African WildlifeThe Unique Sleeping Habits of

How do giraffes sleep?

Nature is so interesting. Everything works in perfect balance, with each organism adapted for survival in several ways that are unique for every species. Not only physically, but living beings also evolve in terms of behavior to better suit their “role” in the wild. For example, sleeping patterns of different animals can vary. Us, humans need six to eight hours of sleep per day to function properly, with sleep deprivation having enormous effects on our productivity. But no mammal is the same. In the wild there are many factors to take into account and being unaware and sleeping for hours might come at a high price.

You might be surprised about some of the sleeping patterns of wild animals. Predators such as lions or leopards are generally more free in terms of sleeping, as they face fewer risks to be attacked. But prey animals need to be more careful. Among them, giraffes might be the animals with the most unique sleeping habits. Let’s have a look at what makes how does a giraffe sleep so interesting.
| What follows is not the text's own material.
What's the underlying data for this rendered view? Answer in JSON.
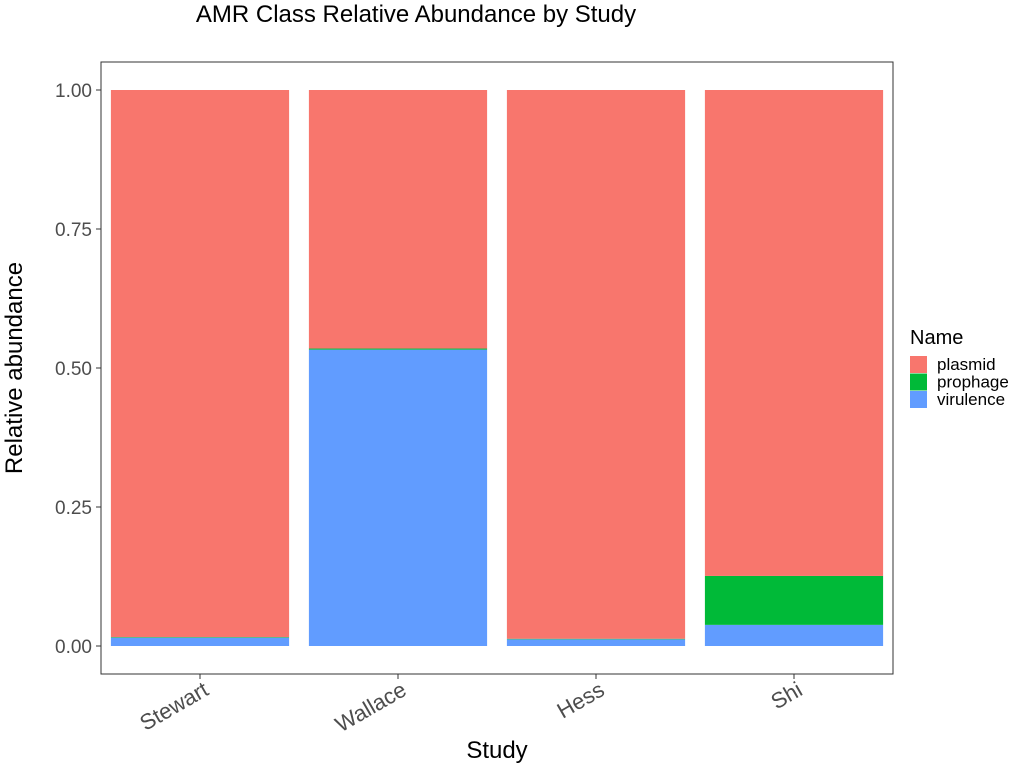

How Long Do Giraffes Sleep For?

You might think that giraffes, because of their height and size, might require long periods of sleep to be energized. After all, it would make sense to think that a big body requires more rest. However, giraffes sleep less than any other mammal in the wild. They can survive and get energized with an average of just half an hour of sleep per day. With 24 hours per day, 30 minutes of sleep is nothing! And, even more interestingly, when they do sleep, they usually can allow themselves only a few minutes at a time. Giraffes must sleep intermittently because of the many risks that they might face in the wild. Several predators consider a giraffe a succulent meal that can last for days and giraffes need to be alert at every time, even while sleeping. For this reason, giraffes in the wild won’t sleep more than 5 minutes at a time. Newly born calves sleep much more, but usually, they would have some other giraffes watching over them.

Another factor that might help in explaining such a short sleep time for giraffes might lay behind their diet. Rumination requires giraffes to continuously chew partially digested food to break it down even more. It is a daily activity that occupies most of the active day of giraffes since it is aside from active feeding.

How do Giraffes Sleep?

The great thing about giraffes is that adults can sleep standing and getting to a state of half-sleep which keeps them aware of the surroundings while resting for a few minutes.

Babies and some adults when the situation allows it, tend to lower to the ground with their legs tucked in on their heads on their back.

The reason adults tend to sleep without laying down is behind the risks giraffes have to face in the wild. Giraffes are not agile in getting up, because of their large body size. To lay down and having to face a predator would be fatal for a giraffe. Instead of standing up allows them to quickly run away and get themselves out of danger. Thus, sleeping while standing is the best adaptation to increase the probability of survival of giraffes in the wild.

Where Do Giraffes Sleep in The Wild?

Because giraffes only sleep for a few minutes at a time and with their eyes usually half-opened, you might have seen a giraffe sleeping, without even knowing it. While grazing, they might daze for a short moment. Seeing baby giraffes sleeping is particularly rare in the wild. Giraffes are common in national parks and reserves in Uganda, Namibia, South Africa, Tanzania and Kenya.

How Do Giraffes Sleep in Captivity?

In captivity, giraffes tend to sleep more. They would still sleep for only a few minutes at a time but for a total time of 4.5 hours per day, most of the time during the night.

Also, it has been noticed that just like humans’, giraffes’ sleeping patterns change with stress. For example, when a giraffe is transferred from one zoo to another, or when it loses a mate, they would sleep even less than normal or not sleep at all.